T1D is an autoimmune disease in which the immune system destroys insulin-producing beta cells. However, the precise triggers are not yet fully understood. Two newly funded projects at Helmholtz Munich address this challenge: using a multi-omics approach, the team led by Teresa Rodriguez-Calvo at the Institute of Diabetes Research aims to identify disease-relevant signatures in the pancreas and the gut. Thereby, the researchers want to uncover new targets for prevention, diagnosis, and therapy of T1D. The support from Breakthrough T1D highlights the international significance of this work, which is done in close collaboration with the Network for Pancreatic Organ Donors with Diabetes (nPOD).

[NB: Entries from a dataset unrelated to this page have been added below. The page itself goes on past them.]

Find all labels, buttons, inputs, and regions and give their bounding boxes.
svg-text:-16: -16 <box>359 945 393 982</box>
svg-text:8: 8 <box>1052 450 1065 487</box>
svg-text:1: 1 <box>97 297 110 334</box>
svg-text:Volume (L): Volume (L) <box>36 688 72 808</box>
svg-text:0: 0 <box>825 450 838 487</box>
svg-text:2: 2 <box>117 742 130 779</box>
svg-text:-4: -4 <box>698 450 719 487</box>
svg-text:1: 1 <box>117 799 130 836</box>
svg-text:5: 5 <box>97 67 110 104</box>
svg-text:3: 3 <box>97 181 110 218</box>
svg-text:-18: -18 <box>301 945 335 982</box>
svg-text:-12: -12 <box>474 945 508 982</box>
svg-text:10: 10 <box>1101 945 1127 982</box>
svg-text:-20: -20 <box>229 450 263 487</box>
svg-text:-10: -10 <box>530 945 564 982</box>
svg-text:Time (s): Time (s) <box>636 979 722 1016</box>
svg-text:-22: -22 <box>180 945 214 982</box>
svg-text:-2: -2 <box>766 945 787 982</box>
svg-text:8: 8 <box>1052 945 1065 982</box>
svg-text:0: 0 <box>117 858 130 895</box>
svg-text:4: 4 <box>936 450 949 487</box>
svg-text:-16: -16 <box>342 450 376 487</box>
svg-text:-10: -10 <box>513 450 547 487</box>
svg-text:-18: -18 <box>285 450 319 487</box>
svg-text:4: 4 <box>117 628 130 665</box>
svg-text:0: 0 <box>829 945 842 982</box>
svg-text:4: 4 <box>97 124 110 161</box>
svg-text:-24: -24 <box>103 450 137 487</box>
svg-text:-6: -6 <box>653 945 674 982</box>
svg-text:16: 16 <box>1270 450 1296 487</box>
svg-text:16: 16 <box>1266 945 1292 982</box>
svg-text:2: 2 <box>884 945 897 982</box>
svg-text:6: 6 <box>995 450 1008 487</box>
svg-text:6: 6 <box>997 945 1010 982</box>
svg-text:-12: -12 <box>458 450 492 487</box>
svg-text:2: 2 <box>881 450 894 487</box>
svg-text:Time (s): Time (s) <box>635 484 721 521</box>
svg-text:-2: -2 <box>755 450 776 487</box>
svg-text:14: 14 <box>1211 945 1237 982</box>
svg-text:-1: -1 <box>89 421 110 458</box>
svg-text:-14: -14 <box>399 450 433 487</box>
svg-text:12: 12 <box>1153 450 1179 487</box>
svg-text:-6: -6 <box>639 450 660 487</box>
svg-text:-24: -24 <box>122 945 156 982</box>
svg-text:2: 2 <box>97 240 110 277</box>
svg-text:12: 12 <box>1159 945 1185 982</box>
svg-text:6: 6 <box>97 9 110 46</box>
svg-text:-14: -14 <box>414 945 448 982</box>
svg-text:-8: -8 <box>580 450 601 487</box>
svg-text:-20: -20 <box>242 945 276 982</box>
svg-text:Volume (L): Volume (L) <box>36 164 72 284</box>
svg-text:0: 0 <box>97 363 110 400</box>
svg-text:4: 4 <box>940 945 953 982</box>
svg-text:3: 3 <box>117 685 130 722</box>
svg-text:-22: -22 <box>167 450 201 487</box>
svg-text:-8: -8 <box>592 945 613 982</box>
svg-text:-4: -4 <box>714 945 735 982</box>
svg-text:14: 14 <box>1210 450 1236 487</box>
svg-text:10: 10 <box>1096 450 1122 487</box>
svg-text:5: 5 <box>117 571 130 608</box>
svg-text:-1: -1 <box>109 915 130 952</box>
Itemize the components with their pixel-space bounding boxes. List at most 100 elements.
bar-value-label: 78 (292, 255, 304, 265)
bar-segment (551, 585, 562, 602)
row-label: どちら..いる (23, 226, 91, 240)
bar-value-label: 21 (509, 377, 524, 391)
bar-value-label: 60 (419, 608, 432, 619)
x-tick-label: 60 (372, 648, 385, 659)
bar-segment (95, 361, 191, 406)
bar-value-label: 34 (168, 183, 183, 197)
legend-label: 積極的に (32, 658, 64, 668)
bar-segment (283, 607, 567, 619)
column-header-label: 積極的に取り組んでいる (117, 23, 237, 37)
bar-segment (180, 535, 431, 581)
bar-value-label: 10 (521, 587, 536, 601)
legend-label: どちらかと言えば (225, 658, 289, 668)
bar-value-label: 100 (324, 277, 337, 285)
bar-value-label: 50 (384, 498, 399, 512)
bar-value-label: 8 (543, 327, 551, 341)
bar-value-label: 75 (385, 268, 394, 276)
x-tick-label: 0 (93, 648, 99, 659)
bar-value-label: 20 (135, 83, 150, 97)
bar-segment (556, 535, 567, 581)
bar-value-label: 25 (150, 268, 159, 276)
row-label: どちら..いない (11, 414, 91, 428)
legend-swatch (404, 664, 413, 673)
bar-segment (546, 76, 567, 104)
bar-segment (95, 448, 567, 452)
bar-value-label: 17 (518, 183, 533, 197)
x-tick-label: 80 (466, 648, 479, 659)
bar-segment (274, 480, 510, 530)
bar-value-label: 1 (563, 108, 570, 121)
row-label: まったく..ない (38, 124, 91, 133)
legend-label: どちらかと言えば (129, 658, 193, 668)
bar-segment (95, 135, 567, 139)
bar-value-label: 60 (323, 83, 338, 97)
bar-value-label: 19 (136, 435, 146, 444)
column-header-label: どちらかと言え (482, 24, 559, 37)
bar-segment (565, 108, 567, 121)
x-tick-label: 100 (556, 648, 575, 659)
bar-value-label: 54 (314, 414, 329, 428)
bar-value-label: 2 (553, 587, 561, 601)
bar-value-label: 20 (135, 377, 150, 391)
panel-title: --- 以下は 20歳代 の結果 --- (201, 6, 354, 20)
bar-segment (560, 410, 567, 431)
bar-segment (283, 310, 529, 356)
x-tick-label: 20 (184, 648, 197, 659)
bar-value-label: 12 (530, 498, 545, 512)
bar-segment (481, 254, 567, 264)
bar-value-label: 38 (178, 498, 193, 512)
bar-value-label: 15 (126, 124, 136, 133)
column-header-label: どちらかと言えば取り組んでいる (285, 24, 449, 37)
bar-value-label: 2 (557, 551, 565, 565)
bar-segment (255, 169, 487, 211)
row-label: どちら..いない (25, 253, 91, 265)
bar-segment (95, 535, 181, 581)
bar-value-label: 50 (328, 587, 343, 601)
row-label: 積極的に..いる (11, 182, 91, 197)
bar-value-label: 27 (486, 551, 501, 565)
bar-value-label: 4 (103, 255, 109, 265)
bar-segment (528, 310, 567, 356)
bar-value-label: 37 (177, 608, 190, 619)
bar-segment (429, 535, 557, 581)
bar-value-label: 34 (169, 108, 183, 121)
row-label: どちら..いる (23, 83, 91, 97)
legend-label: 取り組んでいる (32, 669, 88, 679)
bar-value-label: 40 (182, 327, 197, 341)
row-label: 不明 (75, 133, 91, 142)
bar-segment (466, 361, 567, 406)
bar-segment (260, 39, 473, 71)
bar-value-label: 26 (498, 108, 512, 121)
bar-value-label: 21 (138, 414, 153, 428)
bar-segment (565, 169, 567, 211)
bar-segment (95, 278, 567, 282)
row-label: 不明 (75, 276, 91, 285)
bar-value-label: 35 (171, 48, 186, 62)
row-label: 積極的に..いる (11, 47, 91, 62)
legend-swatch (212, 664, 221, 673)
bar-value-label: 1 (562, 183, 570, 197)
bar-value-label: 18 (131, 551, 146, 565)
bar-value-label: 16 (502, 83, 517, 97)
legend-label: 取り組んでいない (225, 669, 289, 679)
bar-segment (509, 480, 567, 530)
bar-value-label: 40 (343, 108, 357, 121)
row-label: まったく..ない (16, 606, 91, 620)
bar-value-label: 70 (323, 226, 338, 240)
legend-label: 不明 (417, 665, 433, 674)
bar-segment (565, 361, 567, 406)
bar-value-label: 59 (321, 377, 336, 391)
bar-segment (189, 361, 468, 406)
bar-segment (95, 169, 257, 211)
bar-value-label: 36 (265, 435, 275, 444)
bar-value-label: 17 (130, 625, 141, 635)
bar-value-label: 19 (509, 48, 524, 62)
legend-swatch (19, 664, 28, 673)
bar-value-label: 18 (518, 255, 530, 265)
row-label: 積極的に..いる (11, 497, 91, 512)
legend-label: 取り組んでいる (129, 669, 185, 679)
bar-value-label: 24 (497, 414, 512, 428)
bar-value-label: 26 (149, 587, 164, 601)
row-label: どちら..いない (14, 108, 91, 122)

New Perspectives Through Multi-Organ and Multi-Omics Analyses
The incidence of T1D is rising worldwide, with more than half of new diagnoses occurring in adulthood. While most research focuses on the development of the autoimmune disease in children, disease progression in adults remains less understood. In addition, organs functionally connected to the pancreas such as the intestine may also be involved in the autoimmune process, which remains to be explored.
Teresa Rodriguez-Calvo’s team is investigating which immune cells, inflammatory processes, and molecular signaling pathways are active in the pancreas and duodenum in T1D. The aim is to identify disease signatures that distinguish childhood- and adult-onset T1D and may reveal new targets for personalized immunomodulatory therapies. Spatially resolved analyses will further show how relevant cell types are distributed and interact along the gut–pancreas axis.
Granins – Key Proteins for Early Detection and Monitoring of T1D
The second funded project focuses directly on beta cells. Essential for their insulin production are granins (chromogranins and secretogranins), a cellular component supporting insulin granule formation, maturation and secretion. The researchers will examine how granins differ in pancreases without T1D, those that are autoantibody positive, and those that have been clinically diagnosed with T1D, how beta and alpha cells respond under cellular stress, and whether these changes can be detected in the blood as early biomarkers.
“These projects let us explore type 1 diabetes from multiple angles, spanning the insulin-producing beta cell to inter-organ communication, to uncover patterns that could lead to improved diagnostics and more personalized treatments in the future,” says Teresa Rodriguez-Calvo.